One day I was exploring the desert in the spring somewhere in south-central New Mexico. The sun rose and took on an evil grin. I could feel the searing heat right through my bush hat. I knew better than to loosen my clothing and lose valuable moisture that was keeping my body stable. I passed several rattlesnakes but they glanced at me and went on their way. It seemed every stone had a face on with a sinister smile. They seem to say you wanted this pal now you got it. All that day similar things happened and I was worried that I was hallucinating: seeing people all around, hearing voices some laughing, some chanting in a language I did not understand. I saw many women holding their hands out as I passed palms up shaking their heads and grinning.  They then started to hit me with sticks or slap me while some nearby men kept yelling, "Leave the man alone."This went on and my canteen was empty but as I came over a rise I spied a dense pocket of trees I moved closer and I could see a pool of water. When I arrived there, there was a beautiful young woman who helped me remove my backpack, wiped my face with cool water without speaking. As she fetched some water from the pool with a pitcher for me she was humming a wonderful melody. Her voice relaxed me and as the sun was setting I sat down and leaned against a large rock. As I was falling asleep she kissed me and I kept asking her, "What is your name?" She never told me. I have been searching for her for many years and have not yet found her.

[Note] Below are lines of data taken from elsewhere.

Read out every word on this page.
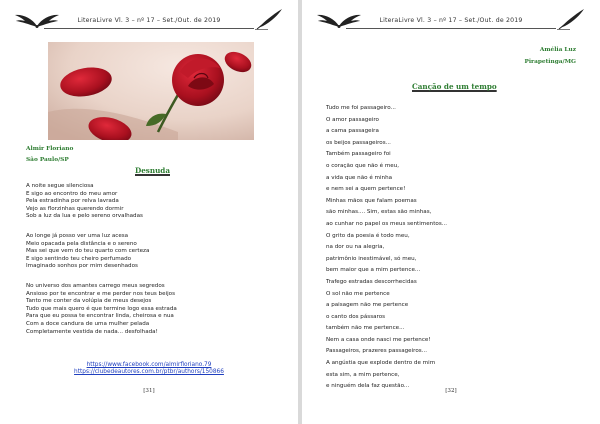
LiteraLivre Vl. 3 – nº 17 – Set./Out. de 2019
Almir Floriano
São Paulo/SP
Desnuda
A noite segue silenciosa
E sigo ao encontro do meu amor
Pela estradinha por relva lavrada
Vejo as florzinhas querendo dormir
Sob a luz da lua e pelo sereno orvalhadas
Ao longe já posso ver uma luz acesa
Meio opacada pela distância e o sereno
Mas sei que vem do teu quarto com certeza
E sigo sentindo teu cheiro perfumado
Imaginado sonhos por mim desenhados
No universo dos amantes carrego meus segredos
Ansioso por te encontrar e me perder nos teus beijos
Tanto me conter da volúpia de meus desejos
Tudo que mais quero é que termine logo essa estrada
Para que eu possa te encontrar linda, cheirosa e nua
Com a doce candura de uma mulher pelada
Completamente vestida de nada... desfolhada!
https://www.facebook.com/almirfloriano.79
https://clubedeautores.com.br/ptbr/authors/150866
[31]
LiteraLivre Vl. 3 – nº 17 – Set./Out. de 2019
Amélia Luz
Pirapetinga/MG
Canção de um tempo
Tudo me foi passageiro...
O amor passageiro
a cama passageira
os beijos passageiros...
Também passageiro foi
o coração que não é meu,
a vida que não é minha
e nem sei a quem pertence!
Minhas mãos que falam poemas
são minhas.... Sim, estas são minhas,
ao cunhar no papel os meus sentimentos...
O grito da poesia é todo meu,
na dor ou na alegria,
patrimônio inestimável, só meu,
bem maior que a mim pertence...
Trafego estradas descorrhecidas
O sol não me pertence
a paisagem não me pertence
o canto dos pássaros
também não me pertence...
Nem a casa onde nasci me pertence!
Passageiros, prazeres passageiros...
A angústia que explode dentro de mim
esta sim, a mim pertence,
e ninguém dela faz questão...
[32]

2 years ago. Friday, February 9, 2024 at 10:09 AM

The secretions of chemicals that are associated with two people in love are caused by a complex interplay of hormones, pheromones, and other biological factors that are not entirely understood. (I love it a mystery still)

I can feel the excitement in the presence of a woman whom I am attracted to. It can start with a distant glance and if we get closer my heart beats faster and my breathing gets deeper. If we talk I have to be careful to keep my composure and not fumble with my words or if I bring her a cup of coffee shake spill it. Heighten my guard so I don't act foolish. If we brush against each other it freezes me for a second. If we kiss even a simple hello kiss is like an electric shock. Even looking into her eyes at the right moment can jar my whole body.

Love at first sight? I don't know. Lust? I don't know. Yes, that thing we call chemistry that even science can not fully explain. I love it.